One of the key advantages of using datakits is the ability to version control your entire analysis process. By tracking these changes with Git, every step of your analysis becomes reproducible and shareable, allowing others with access to your repository to replicate your work.

This is a brief introduction for those who are new to Git to get started with tracking datakit changes.

Installing Git

Before getting started, you’ll need to install Git. Follow the instructions here for your operating system.

Initialising your repository

Once Git is installed, you can initialise your datakit as a Git repository:

Terminal window
cd helloworld-datakit # Navigate to your datakit root folder
git init # Initialise a Git repository

Now we can check the status of your repository:

Terminal window
git status

You should see a list of “untracked files” - these are files Git is not yet monitoring for changes.

Let’s add and commit all files to start tracking them:

Terminal window
git add --all
git commit -m "Initial commit"

Now, all files in your datakit are tracked. You can revert to this state at any time if needed.

Tracking changes

After running an analysis in your datakit, some files will be modified.
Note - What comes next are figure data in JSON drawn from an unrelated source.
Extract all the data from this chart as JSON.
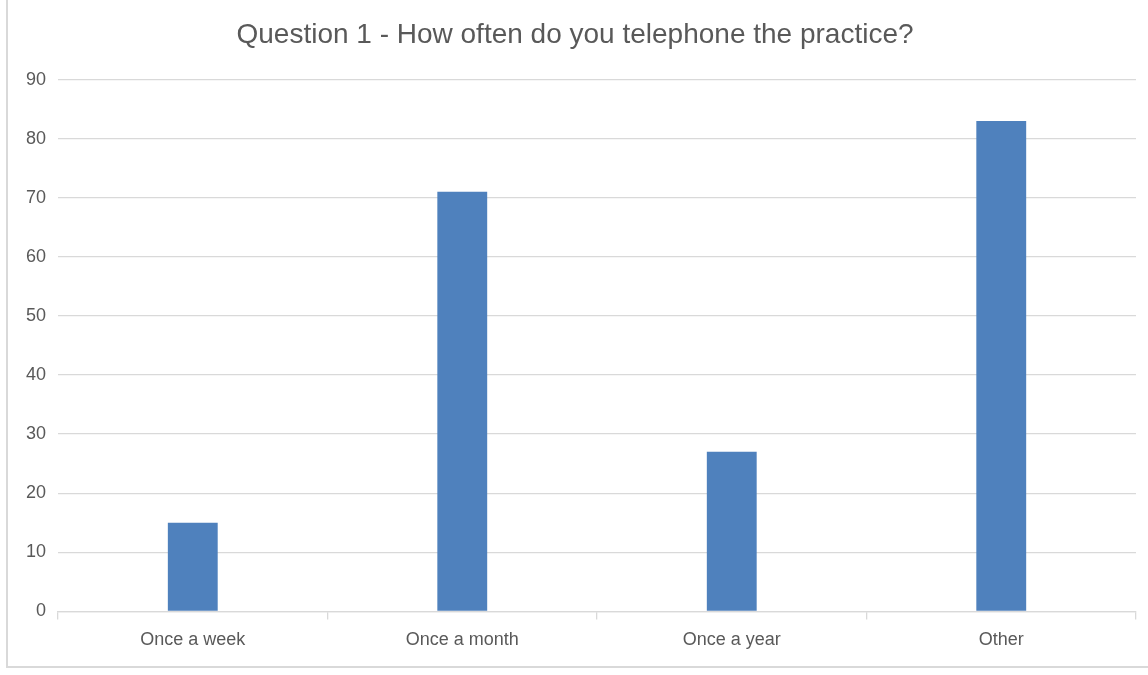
{
  "chart_data": {
    "type": "bar",
    "title": "Question 1 - How often do you telephone the practice?",
    "categories": [
      "Once a week",
      "Once a month",
      "Once a year",
      "Other"
    ],
    "values": [
      15,
      71,
      27,
      83
    ],
    "color": "#4f81bd",
    "ylim": [
      0,
      90
    ],
    "yticks": [
      0,
      10,
      20,
      30,
      40,
      50,
      60,
      70,
      80,
      90
    ],
    "grid": "y"
  }
}
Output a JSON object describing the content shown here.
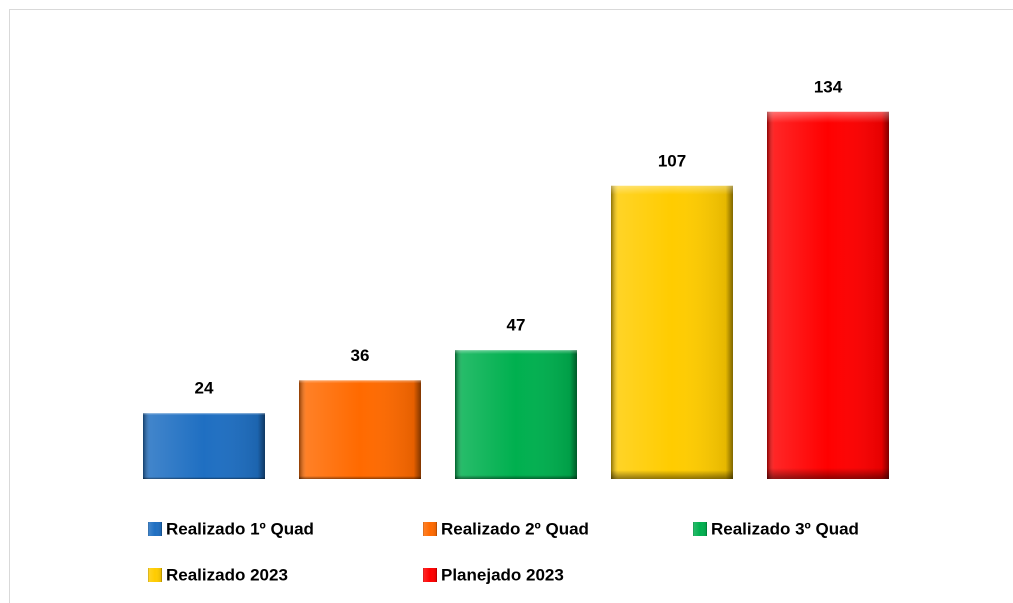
{
  "chart_data": {
    "type": "bar",
    "categories": [
      null
    ],
    "series": [
      {
        "name": "Realizado 1º Quad",
        "color": "#1f6fc2",
        "values": [
          24
        ]
      },
      {
        "name": "Realizado 2º Quad",
        "color": "#ff6a00",
        "values": [
          36
        ]
      },
      {
        "name": "Realizado 3º Quad",
        "color": "#00b04f",
        "values": [
          47
        ]
      },
      {
        "name": "Realizado 2023",
        "color": "#ffcc00",
        "values": [
          107
        ]
      },
      {
        "name": "Planejado 2023",
        "color": "#ff0000",
        "values": [
          134
        ]
      }
    ],
    "ylim": [
      0,
      140
    ],
    "grid": false
  }
}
For example, if you run the following commands:

Terminal window
dk init
dk load data data/tabulardata.csv
dk run

Git will detect changes in your repository. You can check this by running:

Terminal window
git status

You might see output like this:

On branch main
Changes not staged for commit:
(use "git add <file>..." to update what will be committed)
(use "git restore <file>..." to discard changes in working directory)
modified: datakit.json
Untracked files:
(use "git add <file>..." to include in what will be committed)
multipleruns.run/
no changes added to commit (use "git add" and/or "git commit -a")

Git has noticed changes, but they haven’t been committed yet. To save these changes, use:

Terminal window
git commit -am "Put a description of your run here"

It’s important to commit after each significant run you want to preserve. If you don’t, your changes may not be saved and could be overwritten by subsequent runs.

Publishing to GitHub

To share your datakit or make it available publicly, you can upload your repository to GitHub.

First, create a new repository on GitHub and copy its URL.

Now, link your local repository to the remote GitHub repository:

Terminal window
git remote add origin https://github.com/your-account/your-repository.git

Push your changes to GitHub:

Terminal window
git push origin mian

Your datakit is now published to GitHub and can be accessed by others if your repository is set to public.